LONDON (Reuters) – Pineapples aren’t just good to eat. A Spanish businesswoman is on a mission to convince us they’re also good to wear.
Models wear bike-style jackets by fashion brand Altiir made with Pinatex, a leather-like textile made from pineapples in London, Britain December 13, 2018. REUTERS/Matthew Stock
Carmen Hijosa has created Piñatex, a textile woven from the long fibers in the fruit’s discarded leaves that she hopes will give the fashion industry a sustainable alternative to leather.
A clothes designer by trade and having abandoned leather on environmental grounds, she spent eight years developing her alternative textile.
“Because of their characteristics – they’re very fine and strong and flexible – my idea was what if I make a mesh with these fibers, not unlike what leather is,” Hijosa told Reuters.
“And that was the beginning of this new material.”
Hijosa, who founded the company Ananas Anam to market Piñatex, works with pineapple farmers in the Philippines who harvest and strip the fibers, which are finished into Piñatex in Spain.
To make one square meter of Piñatex takes 460 leaves – but there’s no shortage of raw material. Global pineapple production topped 25 million tonnes in 2016, according to statistics portal Statistica.
Ananas Anam says the waste from the top 10 producer countries could theoretically replace over 50 percent of global leather output.
Since its commercial launch in 2015, Piñatex has been used by about 500 manufacturers, including vegan sneakers sold by fashion house Hugo Boss.
All of smaller-scale brand Altiir’s biker-style jackets are made from it.
“People come in, they’ll touch it, they’re attracted to it. At first, most of the time, they think it’s leather and then they feel it and it doesn’t feel like leather,” said its creative director Timothy Turner-Sutton.

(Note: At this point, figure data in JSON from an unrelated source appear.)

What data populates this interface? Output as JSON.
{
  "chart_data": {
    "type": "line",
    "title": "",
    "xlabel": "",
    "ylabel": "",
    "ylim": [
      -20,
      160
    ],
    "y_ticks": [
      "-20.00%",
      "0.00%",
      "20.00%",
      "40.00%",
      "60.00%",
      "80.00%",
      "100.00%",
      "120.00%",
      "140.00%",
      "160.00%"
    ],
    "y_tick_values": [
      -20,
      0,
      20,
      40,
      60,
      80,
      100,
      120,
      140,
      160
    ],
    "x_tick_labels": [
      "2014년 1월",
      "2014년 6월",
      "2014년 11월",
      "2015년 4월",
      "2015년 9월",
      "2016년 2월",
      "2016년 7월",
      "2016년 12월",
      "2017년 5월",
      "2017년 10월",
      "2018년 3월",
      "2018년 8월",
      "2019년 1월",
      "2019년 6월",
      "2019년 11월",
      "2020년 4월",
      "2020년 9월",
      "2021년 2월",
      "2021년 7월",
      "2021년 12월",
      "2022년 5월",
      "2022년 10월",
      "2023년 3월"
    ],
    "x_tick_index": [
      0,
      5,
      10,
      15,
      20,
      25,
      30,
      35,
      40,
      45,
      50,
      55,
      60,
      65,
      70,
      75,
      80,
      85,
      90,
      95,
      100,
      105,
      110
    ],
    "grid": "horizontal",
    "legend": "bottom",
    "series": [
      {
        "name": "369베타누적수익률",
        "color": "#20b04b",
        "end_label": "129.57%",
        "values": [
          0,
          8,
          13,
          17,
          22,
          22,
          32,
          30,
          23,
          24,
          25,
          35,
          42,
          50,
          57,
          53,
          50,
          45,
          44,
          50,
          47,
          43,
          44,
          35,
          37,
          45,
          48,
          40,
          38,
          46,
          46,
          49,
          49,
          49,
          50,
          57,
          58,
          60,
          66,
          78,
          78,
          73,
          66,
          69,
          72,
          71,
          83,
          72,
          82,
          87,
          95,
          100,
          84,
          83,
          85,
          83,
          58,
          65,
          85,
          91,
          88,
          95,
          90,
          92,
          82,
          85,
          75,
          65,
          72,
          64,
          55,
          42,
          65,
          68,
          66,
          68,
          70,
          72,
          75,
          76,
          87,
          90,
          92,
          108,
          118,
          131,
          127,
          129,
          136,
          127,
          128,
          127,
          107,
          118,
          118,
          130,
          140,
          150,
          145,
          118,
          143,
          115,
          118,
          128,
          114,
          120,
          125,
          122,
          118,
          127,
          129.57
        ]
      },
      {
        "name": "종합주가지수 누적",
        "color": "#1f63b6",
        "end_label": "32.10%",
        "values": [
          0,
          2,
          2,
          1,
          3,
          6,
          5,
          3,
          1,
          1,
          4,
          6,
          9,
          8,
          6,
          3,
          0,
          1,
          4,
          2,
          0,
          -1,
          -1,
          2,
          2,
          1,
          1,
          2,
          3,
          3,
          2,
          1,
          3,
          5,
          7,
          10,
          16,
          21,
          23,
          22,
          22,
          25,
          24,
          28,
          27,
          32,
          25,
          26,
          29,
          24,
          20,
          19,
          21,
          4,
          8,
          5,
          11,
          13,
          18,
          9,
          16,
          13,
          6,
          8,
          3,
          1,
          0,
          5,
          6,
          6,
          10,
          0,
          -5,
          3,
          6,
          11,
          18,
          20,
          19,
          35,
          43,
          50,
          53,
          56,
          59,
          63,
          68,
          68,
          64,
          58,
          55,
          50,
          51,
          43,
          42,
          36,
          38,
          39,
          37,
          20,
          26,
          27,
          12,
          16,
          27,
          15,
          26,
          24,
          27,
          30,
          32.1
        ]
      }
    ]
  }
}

“…It’s its own material. When it gets wet it dries like leather and it behaves like leather in every way except it’s completely sustainable.”
Aside from the resources needed to raise cattle to slaughter, critics of the leather industry point to its use of chemicals with tannery waste containing large amounts of pollutants.
High-profile opponents to the use of animal products include British designer Stella McCartney, who has said the fashion industry needs to radically cut the damage it is doing to the environment.
However, at least for now, going vegan doesn’t come cheap. Altiir’s jackets retail for a cool 680 pounds ($860).